Alguns homens riram, animados com o que parecia uma piada incompreensível para Minerva, mas sua mãe não riu, talvez também não tenha entendido.

— É dessa animação que precisamos. Somos brotos. — O sorriso do capitão terminou de encorajar seus homens que o acompanharam no lema, uma prece e uma esperança.

— Há um passo de desabrochar. — Entoou a multidão.

Os cavalos começaram a trotar floresta a dentro em um ritmo desorganizado e individual, aos poucos sumindo no escuro entre as arvores. Sunna preparou as rédeas para acompanha-los e Minerva sentiu um frio na barriga com antecipação, mas a expectativa de ambas foi frustrada por um cavalo parando em frente ao delas de forma repentina. Sobre ele, estava Rence.
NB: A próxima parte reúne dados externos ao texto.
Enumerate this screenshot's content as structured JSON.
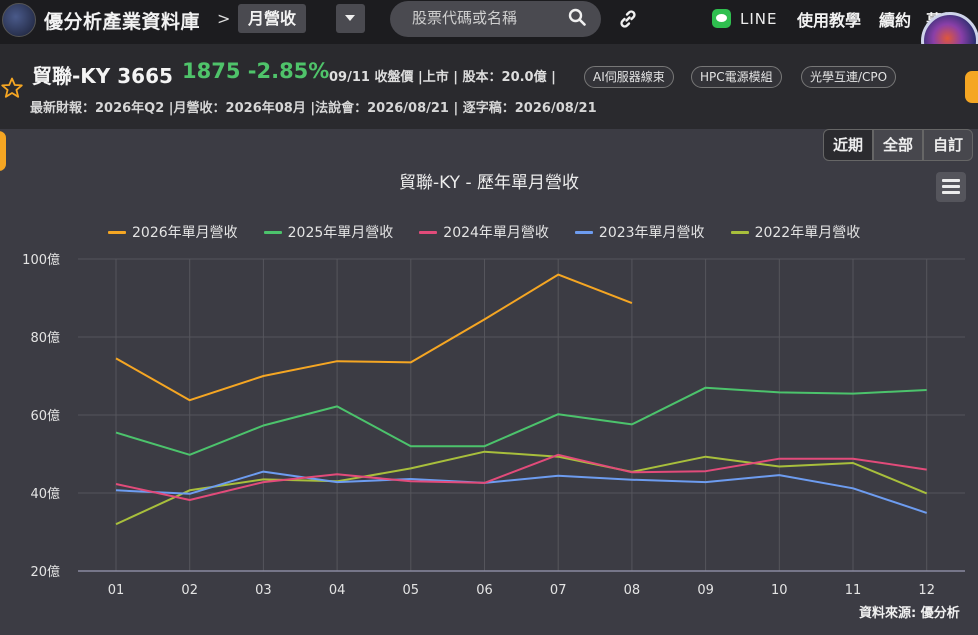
{
  "topbar": {
    "brand": "優分析產業資料庫",
    "crumb_sep": ">",
    "crumb_current": "月營收",
    "search_placeholder": "股票代碼或名稱",
    "line_label": "LINE",
    "nav": [
      "使用教學",
      "續約",
      "幕後"
    ]
  },
  "stock": {
    "name": "貿聯-KY 3665",
    "price_change": "1875 -2.85%",
    "meta": "09/11 收盤價 |上市 | 股本：20.0億 |",
    "tags": [
      "AI伺服器線束",
      "HPC電源模組",
      "光學互連/CPO"
    ],
    "line2": "最新財報：2026年Q2 |月營收：2026年08月 |法說會：2026/08/21 | 逐字稿：2026/08/21"
  },
  "periods": [
    "近期",
    "全部",
    "自訂"
  ],
  "colors": {
    "y2026": "#f5a623",
    "y2025": "#4cc36c",
    "y2024": "#e24b7a",
    "y2023": "#6d9cf0",
    "y2022": "#a8bf3c"
  },
  "source": "資料來源: 優分析",
  "chart_data": {
    "type": "line",
    "title": "貿聯-KY - 歷年單月營收",
    "categories": [
      "01",
      "02",
      "03",
      "04",
      "05",
      "06",
      "07",
      "08",
      "09",
      "10",
      "11",
      "12"
    ],
    "y_tick_labels": [
      "20億",
      "40億",
      "60億",
      "80億",
      "100億"
    ],
    "y_ticks": [
      20,
      40,
      60,
      80,
      100
    ],
    "ylim": [
      20,
      100
    ],
    "grid": true,
    "legend_position": "top",
    "series": [
      {
        "name": "2026年單月營收",
        "color_key": "y2026",
        "values": [
          74.5,
          63.8,
          70.0,
          73.8,
          73.5,
          84.5,
          96.0,
          88.7,
          null,
          null,
          null,
          null
        ]
      },
      {
        "name": "2025年單月營收",
        "color_key": "y2025",
        "values": [
          55.5,
          49.8,
          57.3,
          62.2,
          52.0,
          52.0,
          60.2,
          57.6,
          67.0,
          65.8,
          65.5,
          66.4
        ]
      },
      {
        "name": "2024年單月營收",
        "color_key": "y2024",
        "values": [
          42.3,
          38.2,
          42.8,
          44.8,
          43.0,
          42.6,
          49.8,
          45.3,
          45.6,
          48.8,
          48.8,
          46.0
        ]
      },
      {
        "name": "2023年單月營收",
        "color_key": "y2023",
        "values": [
          40.7,
          39.8,
          45.5,
          42.8,
          43.6,
          42.6,
          44.4,
          43.4,
          42.8,
          44.6,
          41.2,
          34.9
        ]
      },
      {
        "name": "2022年單月營收",
        "color_key": "y2022",
        "values": [
          32.0,
          40.7,
          43.5,
          43.0,
          46.3,
          50.6,
          49.3,
          45.4,
          49.3,
          46.8,
          47.7,
          39.9
        ]
      }
    ]
  }
}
— Isso está indo longe demais. Não pode leva-la — Sua voz estava baixa, mas raiva pintava o rosto normalmente amigável de Rence em uma carranca repleta de sombras e ira. — Ela estará em perigo. Não posso deixar que faça isso.
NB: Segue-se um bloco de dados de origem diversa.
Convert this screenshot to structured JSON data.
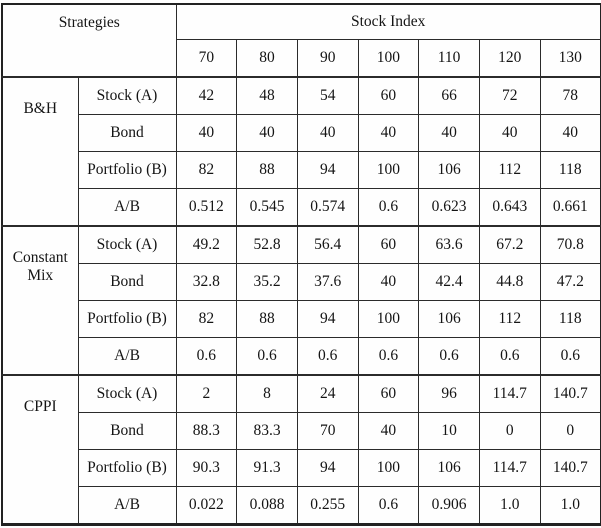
{
  "colors": {
    "table_border": "#222222",
    "grid_line": "#2b2b2b",
    "text": "#141414",
    "background": "#ffffff"
  },
  "chart_data": {
    "type": "table",
    "corner_header": "Strategies",
    "group_header": "Stock Index",
    "levels": [
      "70",
      "80",
      "90",
      "100",
      "110",
      "120",
      "130"
    ],
    "row_labels": [
      "Stock (A)",
      "Bond",
      "Portfolio (B)",
      "A/B"
    ],
    "groups": [
      {
        "name": "B&H",
        "rows": [
          {
            "label": "Stock (A)",
            "values": [
              "42",
              "48",
              "54",
              "60",
              "66",
              "72",
              "78"
            ]
          },
          {
            "label": "Bond",
            "values": [
              "40",
              "40",
              "40",
              "40",
              "40",
              "40",
              "40"
            ]
          },
          {
            "label": "Portfolio (B)",
            "values": [
              "82",
              "88",
              "94",
              "100",
              "106",
              "112",
              "118"
            ]
          },
          {
            "label": "A/B",
            "values": [
              "0.512",
              "0.545",
              "0.574",
              "0.6",
              "0.623",
              "0.643",
              "0.661"
            ]
          }
        ]
      },
      {
        "name": "Constant Mix",
        "rows": [
          {
            "label": "Stock (A)",
            "values": [
              "49.2",
              "52.8",
              "56.4",
              "60",
              "63.6",
              "67.2",
              "70.8"
            ]
          },
          {
            "label": "Bond",
            "values": [
              "32.8",
              "35.2",
              "37.6",
              "40",
              "42.4",
              "44.8",
              "47.2"
            ]
          },
          {
            "label": "Portfolio (B)",
            "values": [
              "82",
              "88",
              "94",
              "100",
              "106",
              "112",
              "118"
            ]
          },
          {
            "label": "A/B",
            "values": [
              "0.6",
              "0.6",
              "0.6",
              "0.6",
              "0.6",
              "0.6",
              "0.6"
            ]
          }
        ]
      },
      {
        "name": "CPPI",
        "rows": [
          {
            "label": "Stock (A)",
            "values": [
              "2",
              "8",
              "24",
              "60",
              "96",
              "114.7",
              "140.7"
            ]
          },
          {
            "label": "Bond",
            "values": [
              "88.3",
              "83.3",
              "70",
              "40",
              "10",
              "0",
              "0"
            ]
          },
          {
            "label": "Portfolio (B)",
            "values": [
              "90.3",
              "91.3",
              "94",
              "100",
              "106",
              "114.7",
              "140.7"
            ]
          },
          {
            "label": "A/B",
            "values": [
              "0.022",
              "0.088",
              "0.255",
              "0.6",
              "0.906",
              "1.0",
              "1.0"
            ]
          }
        ]
      }
    ]
  }
}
— Se está tão preocupado então cuide dela você mesmo. Lá, em Vlaches. — Sunna estava estática como uma pedra, as palavras vorazes sem qualquer emoção além de monótoniedade. Mas para Rence, aquilo soou como um soco.

— Como tem coragem de me pedir isso. Depois de tudo isso é o que sou para você? — Clareza tomava conta do homem aos poucos, como veneno se espalhando em suas veias. Ele não parecia suplicante, mas arrasado, traído.
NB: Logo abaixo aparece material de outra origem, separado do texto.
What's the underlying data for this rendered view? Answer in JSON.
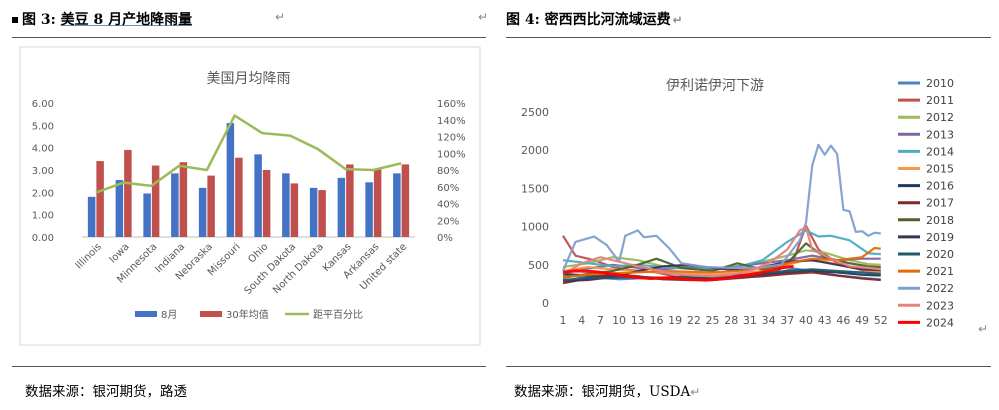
{
  "left": {
    "figure_label": "图 3:",
    "figure_title": "美豆 8 月产地降雨量",
    "source": "数据来源：银河期货，路透"
  },
  "right": {
    "figure_label": "图 4:",
    "figure_title": "密西西比河流域运费",
    "source": "数据来源：银河期货，USDA"
  },
  "chart_data": [
    {
      "type": "bar",
      "title": "美国月均降雨",
      "categories": [
        "Illinois",
        "Iowa",
        "Minnesota",
        "Indiana",
        "Nebraska",
        "Missouri",
        "Ohio",
        "South Dakota",
        "North Dakota",
        "Kansas",
        "Arkansas",
        "United state"
      ],
      "series": [
        {
          "name": "8月",
          "axis": "left",
          "color": "#4472C4",
          "values": [
            1.8,
            2.55,
            1.95,
            2.85,
            2.2,
            5.1,
            3.7,
            2.85,
            2.2,
            2.65,
            2.45,
            2.85
          ]
        },
        {
          "name": "30年均值",
          "axis": "left",
          "color": "#C0504D",
          "values": [
            3.4,
            3.9,
            3.2,
            3.35,
            2.75,
            3.55,
            3.0,
            2.4,
            2.1,
            3.25,
            3.05,
            3.25
          ]
        },
        {
          "name": "距平百分比",
          "axis": "right",
          "type": "line",
          "color": "#9BBB59",
          "values": [
            53,
            65,
            61,
            85,
            80,
            145,
            124,
            121,
            105,
            81,
            80,
            88
          ]
        }
      ],
      "left_ticks": [
        "0.00",
        "1.00",
        "2.00",
        "3.00",
        "4.00",
        "5.00",
        "6.00"
      ],
      "right_ticks": [
        "0%",
        "20%",
        "40%",
        "60%",
        "80%",
        "100%",
        "120%",
        "140%",
        "160%"
      ],
      "ylim": [
        0,
        6
      ],
      "y2lim": [
        0,
        160
      ],
      "legend_position": "bottom"
    },
    {
      "type": "line",
      "title": "伊利诺伊河下游",
      "x_ticks": [
        "1",
        "4",
        "7",
        "10",
        "13",
        "16",
        "19",
        "22",
        "25",
        "28",
        "31",
        "34",
        "37",
        "40",
        "43",
        "46",
        "49",
        "52"
      ],
      "y_ticks": [
        "0",
        "500",
        "1000",
        "1500",
        "2000",
        "2500"
      ],
      "ylim": [
        0,
        2500
      ],
      "xlim": [
        1,
        53
      ],
      "legend_position": "right",
      "series": [
        {
          "name": "2010",
          "color": "#4F81BD",
          "values": [
            [
              1,
              360
            ],
            [
              5,
              340
            ],
            [
              10,
              310
            ],
            [
              15,
              330
            ],
            [
              20,
              320
            ],
            [
              25,
              300
            ],
            [
              30,
              330
            ],
            [
              35,
              380
            ],
            [
              38,
              450
            ],
            [
              41,
              420
            ],
            [
              45,
              360
            ],
            [
              49,
              330
            ],
            [
              52,
              310
            ]
          ]
        },
        {
          "name": "2011",
          "color": "#C0504D",
          "values": [
            [
              1,
              880
            ],
            [
              3,
              620
            ],
            [
              6,
              560
            ],
            [
              9,
              470
            ],
            [
              12,
              430
            ],
            [
              16,
              400
            ],
            [
              20,
              330
            ],
            [
              25,
              320
            ],
            [
              30,
              350
            ],
            [
              35,
              400
            ],
            [
              38,
              560
            ],
            [
              40,
              1010
            ],
            [
              42,
              700
            ],
            [
              45,
              520
            ],
            [
              49,
              430
            ],
            [
              52,
              400
            ]
          ]
        },
        {
          "name": "2012",
          "color": "#9BBB59",
          "values": [
            [
              1,
              470
            ],
            [
              5,
              520
            ],
            [
              9,
              600
            ],
            [
              13,
              560
            ],
            [
              17,
              480
            ],
            [
              21,
              470
            ],
            [
              25,
              430
            ],
            [
              29,
              480
            ],
            [
              33,
              540
            ],
            [
              37,
              620
            ],
            [
              40,
              690
            ],
            [
              43,
              660
            ],
            [
              47,
              560
            ],
            [
              50,
              510
            ],
            [
              52,
              500
            ]
          ]
        },
        {
          "name": "2013",
          "color": "#8064A2",
          "values": [
            [
              1,
              420
            ],
            [
              5,
              450
            ],
            [
              9,
              500
            ],
            [
              13,
              460
            ],
            [
              17,
              440
            ],
            [
              21,
              470
            ],
            [
              25,
              430
            ],
            [
              29,
              480
            ],
            [
              33,
              520
            ],
            [
              37,
              560
            ],
            [
              41,
              620
            ],
            [
              45,
              560
            ],
            [
              49,
              580
            ],
            [
              52,
              580
            ]
          ]
        },
        {
          "name": "2014",
          "color": "#4BACC6",
          "values": [
            [
              1,
              560
            ],
            [
              5,
              520
            ],
            [
              9,
              480
            ],
            [
              13,
              500
            ],
            [
              17,
              470
            ],
            [
              21,
              450
            ],
            [
              25,
              450
            ],
            [
              29,
              470
            ],
            [
              33,
              560
            ],
            [
              37,
              800
            ],
            [
              40,
              950
            ],
            [
              42,
              870
            ],
            [
              44,
              880
            ],
            [
              47,
              820
            ],
            [
              50,
              650
            ],
            [
              52,
              640
            ]
          ]
        },
        {
          "name": "2015",
          "color": "#F79646",
          "values": [
            [
              1,
              420
            ],
            [
              5,
              470
            ],
            [
              9,
              440
            ],
            [
              13,
              420
            ],
            [
              17,
              400
            ],
            [
              21,
              390
            ],
            [
              25,
              370
            ],
            [
              29,
              390
            ],
            [
              33,
              420
            ],
            [
              37,
              500
            ],
            [
              40,
              560
            ],
            [
              43,
              540
            ],
            [
              47,
              470
            ],
            [
              50,
              420
            ],
            [
              52,
              410
            ]
          ]
        },
        {
          "name": "2016",
          "color": "#1F3864",
          "values": [
            [
              1,
              380
            ],
            [
              5,
              360
            ],
            [
              9,
              350
            ],
            [
              13,
              330
            ],
            [
              17,
              330
            ],
            [
              21,
              320
            ],
            [
              25,
              330
            ],
            [
              29,
              360
            ],
            [
              33,
              380
            ],
            [
              37,
              400
            ],
            [
              41,
              420
            ],
            [
              45,
              400
            ],
            [
              49,
              370
            ],
            [
              52,
              360
            ]
          ]
        },
        {
          "name": "2017",
          "color": "#7F2A2A",
          "values": [
            [
              1,
              260
            ],
            [
              5,
              320
            ],
            [
              9,
              380
            ],
            [
              13,
              350
            ],
            [
              17,
              310
            ],
            [
              21,
              300
            ],
            [
              25,
              300
            ],
            [
              29,
              330
            ],
            [
              33,
              350
            ],
            [
              37,
              380
            ],
            [
              41,
              400
            ],
            [
              45,
              360
            ],
            [
              49,
              320
            ],
            [
              52,
              300
            ]
          ]
        },
        {
          "name": "2018",
          "color": "#4F6228",
          "values": [
            [
              1,
              330
            ],
            [
              5,
              380
            ],
            [
              9,
              420
            ],
            [
              13,
              500
            ],
            [
              16,
              580
            ],
            [
              20,
              460
            ],
            [
              25,
              420
            ],
            [
              29,
              520
            ],
            [
              33,
              440
            ],
            [
              37,
              520
            ],
            [
              40,
              780
            ],
            [
              43,
              600
            ],
            [
              47,
              520
            ],
            [
              50,
              480
            ],
            [
              52,
              470
            ]
          ]
        },
        {
          "name": "2019",
          "color": "#3F3151",
          "values": [
            [
              1,
              290
            ],
            [
              5,
              300
            ],
            [
              9,
              340
            ],
            [
              13,
              420
            ],
            [
              17,
              480
            ],
            [
              21,
              500
            ],
            [
              25,
              460
            ],
            [
              29,
              430
            ],
            [
              33,
              470
            ],
            [
              37,
              540
            ],
            [
              41,
              560
            ],
            [
              45,
              500
            ],
            [
              49,
              440
            ],
            [
              52,
              430
            ]
          ]
        },
        {
          "name": "2020",
          "color": "#215967",
          "values": [
            [
              1,
              300
            ],
            [
              5,
              330
            ],
            [
              9,
              330
            ],
            [
              13,
              340
            ],
            [
              17,
              330
            ],
            [
              21,
              350
            ],
            [
              25,
              340
            ],
            [
              29,
              360
            ],
            [
              33,
              390
            ],
            [
              37,
              420
            ],
            [
              41,
              440
            ],
            [
              45,
              420
            ],
            [
              49,
              400
            ],
            [
              52,
              380
            ]
          ]
        },
        {
          "name": "2021",
          "color": "#E46C0A",
          "values": [
            [
              1,
              340
            ],
            [
              5,
              370
            ],
            [
              9,
              390
            ],
            [
              13,
              400
            ],
            [
              17,
              420
            ],
            [
              21,
              410
            ],
            [
              25,
              400
            ],
            [
              29,
              420
            ],
            [
              33,
              460
            ],
            [
              37,
              520
            ],
            [
              41,
              580
            ],
            [
              45,
              560
            ],
            [
              49,
              600
            ],
            [
              51,
              720
            ],
            [
              52,
              710
            ]
          ]
        },
        {
          "name": "2022",
          "color": "#7F9FCF",
          "values": [
            [
              1,
              420
            ],
            [
              3,
              800
            ],
            [
              6,
              870
            ],
            [
              8,
              760
            ],
            [
              10,
              540
            ],
            [
              11,
              880
            ],
            [
              13,
              950
            ],
            [
              14,
              860
            ],
            [
              16,
              880
            ],
            [
              18,
              720
            ],
            [
              20,
              520
            ],
            [
              24,
              470
            ],
            [
              28,
              460
            ],
            [
              32,
              460
            ],
            [
              36,
              500
            ],
            [
              39,
              820
            ],
            [
              40,
              1050
            ],
            [
              41,
              1800
            ],
            [
              42,
              2070
            ],
            [
              43,
              1940
            ],
            [
              44,
              2060
            ],
            [
              45,
              1950
            ],
            [
              46,
              1220
            ],
            [
              47,
              1200
            ],
            [
              48,
              930
            ],
            [
              49,
              940
            ],
            [
              50,
              880
            ],
            [
              51,
              920
            ],
            [
              52,
              910
            ]
          ]
        },
        {
          "name": "2023",
          "color": "#E6827E",
          "values": [
            [
              1,
              380
            ],
            [
              4,
              520
            ],
            [
              7,
              600
            ],
            [
              10,
              540
            ],
            [
              13,
              480
            ],
            [
              16,
              430
            ],
            [
              19,
              380
            ],
            [
              22,
              360
            ],
            [
              25,
              350
            ],
            [
              28,
              370
            ],
            [
              31,
              420
            ],
            [
              34,
              520
            ],
            [
              37,
              700
            ],
            [
              39,
              950
            ],
            [
              40,
              990
            ],
            [
              41,
              700
            ],
            [
              44,
              580
            ],
            [
              47,
              480
            ],
            [
              50,
              460
            ],
            [
              52,
              440
            ]
          ]
        },
        {
          "name": "2024",
          "color": "#FF0000",
          "values": [
            [
              1,
              400
            ],
            [
              3,
              420
            ],
            [
              6,
              410
            ],
            [
              9,
              380
            ],
            [
              12,
              340
            ],
            [
              15,
              320
            ],
            [
              18,
              330
            ],
            [
              21,
              310
            ],
            [
              24,
              300
            ],
            [
              27,
              320
            ],
            [
              30,
              360
            ],
            [
              33,
              400
            ],
            [
              36,
              460
            ],
            [
              38,
              480
            ]
          ]
        }
      ]
    }
  ]
}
—Eu estou cumprindo o meu dever, essa luta não é sobre você. — Algo pareceu mais ameno nas palavras da profetiza, mas isso foi ignorado pelo seu leal soldado, agora, relutante.

— Não, não é.— Recostada no peito de sua mãe, Minerva pode senti-la prender a respiração quando os olhos frios de Rence deixaram os dela para encontrar Minerva sentada a sua frente.— É por ela. — Sunna permaneceu em silêncio.

— Diga quem é o pai dela. Ou eu direi. — De repente o mundo voltou a ser o que era, sem a nevoa da exaustão, o medo da floresta ou a fascinação, Minerva recordou do sonho, de Elijah, sua mãe matando uma besta. Angustia voltou a apertar sua garganta e as lágrimas voltaram aos olhos. Ela se agarrava à capa da mãe, amassando o tecido com as mãos nervosas e frias. Ela se lembrava de tudo.

Como se o cavalo de Rence sequer estivesse ali, Sunna trotou com sua égua rumo a floresta.